Ain’t see nothin’ but a bunch of haters (a bunch of haters)
– Bir grup nefretten başka bir şey göremiyorum (bir grup nefret)
No matter how much money we went through
– Ne kadar paramız olursa olsun
We never the paper change us (we ain’t let it change us)
– Kağıt bizi asla değiştirmez (bizi değiştirmesine izin vermeyiz)
Soon as I came up, they wanted to see me fail (crazy as hell)
– Ben gelir gelmez, beni başarısız görmek istediler (cehennem gibi çılgın)
I never watched nobody pockets, my hustle feed me well (we good)
– Hiç kimsenin ceplerini izlemedim, koşuşturmam beni iyi besliyor (iyiyiz)
When everybody had made a left, I had to wait my turn (I had to wait)
– Herkes sola döndüğünde, sıramı beklemek zorunda kaldım (beklemek zorunda kaldım)
I had to get my paper straight and I ain’t talkin’ perms (oh, oh, oh)
– Gazetemi açıklığa kavuşturmak zorundaydım ve permalardan bahsetmiyorum (oh, oh, oh)
Handle bidness, that’s the boss way (boss way)
– Teklifle başa çık, patronun yolu bu (patronun yolu)
Relocated where my momma stay
– Annemin kaldığı yere taşındı.
Old friends feeling all kinda ways (all kinda ways)
– Eski arkadaşlar her türlü yolu hissediyor (her türlü yol)
23, ain’t got no time to waste (got no time)
– 23, boşa harcayacak zamanım yok (zamanım yok)
No GPS, I bet I find a way (I bet I find a way, I got this shit up out the mud)

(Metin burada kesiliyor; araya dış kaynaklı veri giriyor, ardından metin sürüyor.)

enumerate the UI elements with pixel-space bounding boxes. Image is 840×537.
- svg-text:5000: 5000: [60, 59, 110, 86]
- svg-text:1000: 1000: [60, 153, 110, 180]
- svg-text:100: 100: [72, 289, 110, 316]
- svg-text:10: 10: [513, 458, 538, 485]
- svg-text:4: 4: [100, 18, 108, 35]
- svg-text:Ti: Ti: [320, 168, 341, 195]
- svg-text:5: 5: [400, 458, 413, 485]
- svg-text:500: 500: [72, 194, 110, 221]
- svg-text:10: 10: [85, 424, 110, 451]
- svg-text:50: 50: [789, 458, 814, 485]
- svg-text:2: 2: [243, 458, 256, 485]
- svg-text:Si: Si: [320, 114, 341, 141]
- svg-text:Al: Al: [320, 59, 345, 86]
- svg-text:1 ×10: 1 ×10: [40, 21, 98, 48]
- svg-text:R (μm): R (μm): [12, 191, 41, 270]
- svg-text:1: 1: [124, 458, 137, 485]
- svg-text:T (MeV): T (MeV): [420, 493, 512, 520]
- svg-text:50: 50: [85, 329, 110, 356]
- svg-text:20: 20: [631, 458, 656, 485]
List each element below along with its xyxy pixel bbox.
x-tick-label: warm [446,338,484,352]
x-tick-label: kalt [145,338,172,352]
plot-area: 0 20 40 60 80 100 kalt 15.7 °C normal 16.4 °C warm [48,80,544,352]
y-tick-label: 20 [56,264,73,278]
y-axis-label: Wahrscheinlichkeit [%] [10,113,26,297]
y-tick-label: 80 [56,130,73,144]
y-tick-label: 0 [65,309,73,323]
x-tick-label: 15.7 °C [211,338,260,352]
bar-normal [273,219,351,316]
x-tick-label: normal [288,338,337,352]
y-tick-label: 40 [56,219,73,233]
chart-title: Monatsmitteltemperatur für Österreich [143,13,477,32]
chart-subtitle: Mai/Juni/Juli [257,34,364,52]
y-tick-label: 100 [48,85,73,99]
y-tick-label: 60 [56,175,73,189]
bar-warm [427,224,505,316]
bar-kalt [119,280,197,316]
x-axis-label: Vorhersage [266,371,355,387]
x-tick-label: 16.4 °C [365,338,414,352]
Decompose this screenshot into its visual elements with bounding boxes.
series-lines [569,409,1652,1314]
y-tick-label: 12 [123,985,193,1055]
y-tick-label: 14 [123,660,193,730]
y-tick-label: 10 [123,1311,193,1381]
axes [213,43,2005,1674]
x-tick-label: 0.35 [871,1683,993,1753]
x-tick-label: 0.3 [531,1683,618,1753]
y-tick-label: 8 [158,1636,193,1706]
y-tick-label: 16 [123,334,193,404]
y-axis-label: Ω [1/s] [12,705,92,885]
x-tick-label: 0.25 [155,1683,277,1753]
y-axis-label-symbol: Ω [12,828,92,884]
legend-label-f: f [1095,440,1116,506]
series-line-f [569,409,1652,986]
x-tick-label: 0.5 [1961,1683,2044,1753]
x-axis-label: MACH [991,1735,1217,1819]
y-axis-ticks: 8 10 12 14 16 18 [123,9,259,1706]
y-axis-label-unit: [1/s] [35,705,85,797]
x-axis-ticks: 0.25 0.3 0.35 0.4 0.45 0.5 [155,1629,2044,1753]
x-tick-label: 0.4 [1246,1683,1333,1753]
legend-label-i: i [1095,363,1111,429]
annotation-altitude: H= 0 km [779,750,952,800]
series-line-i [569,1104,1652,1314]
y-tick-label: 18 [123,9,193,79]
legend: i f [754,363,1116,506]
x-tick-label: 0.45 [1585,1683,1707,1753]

– GPS yok, bahse girerim bir yol bulurum (bahse girerim bir yol bulurum, bu boku çamurdan çıkardım)
Yeah
– Evet
Got this shit up out the mud
– Bu pisliği çamurdan çıkardım.
Still grindin’ like I’m tryna get my weight up (weight up)
– Hala kilomu kaldırmaya çalışıyormuşum gibi öğütüyorum.
Went and gave too many chances to you niggas
– Gitti ve size çok fazla şans verdi zenciler
I can’t let nobody play us (play us)
– Kimsenin bizi oynamasına izin veremem.
Yeah, I got in my bag, when I looked up
– Evet, yukarı baktığımda çantama girdim.
Ain’t see nothin’ but a bunch of haters (a bunch of haters)
– Bir grup nefretten başka bir şey göremiyorum (bir grup nefret)
No matter how much money we went through
– Ne kadar paramız olursa olsun
We never the paper change us (we ain’t let it change us)
– Kağıt bizi asla değiştirmez (bizi değiştirmesine izin vermeyiz)
Bir yanıt yazın
Yorum yapabilmek için oturum açmalısınız.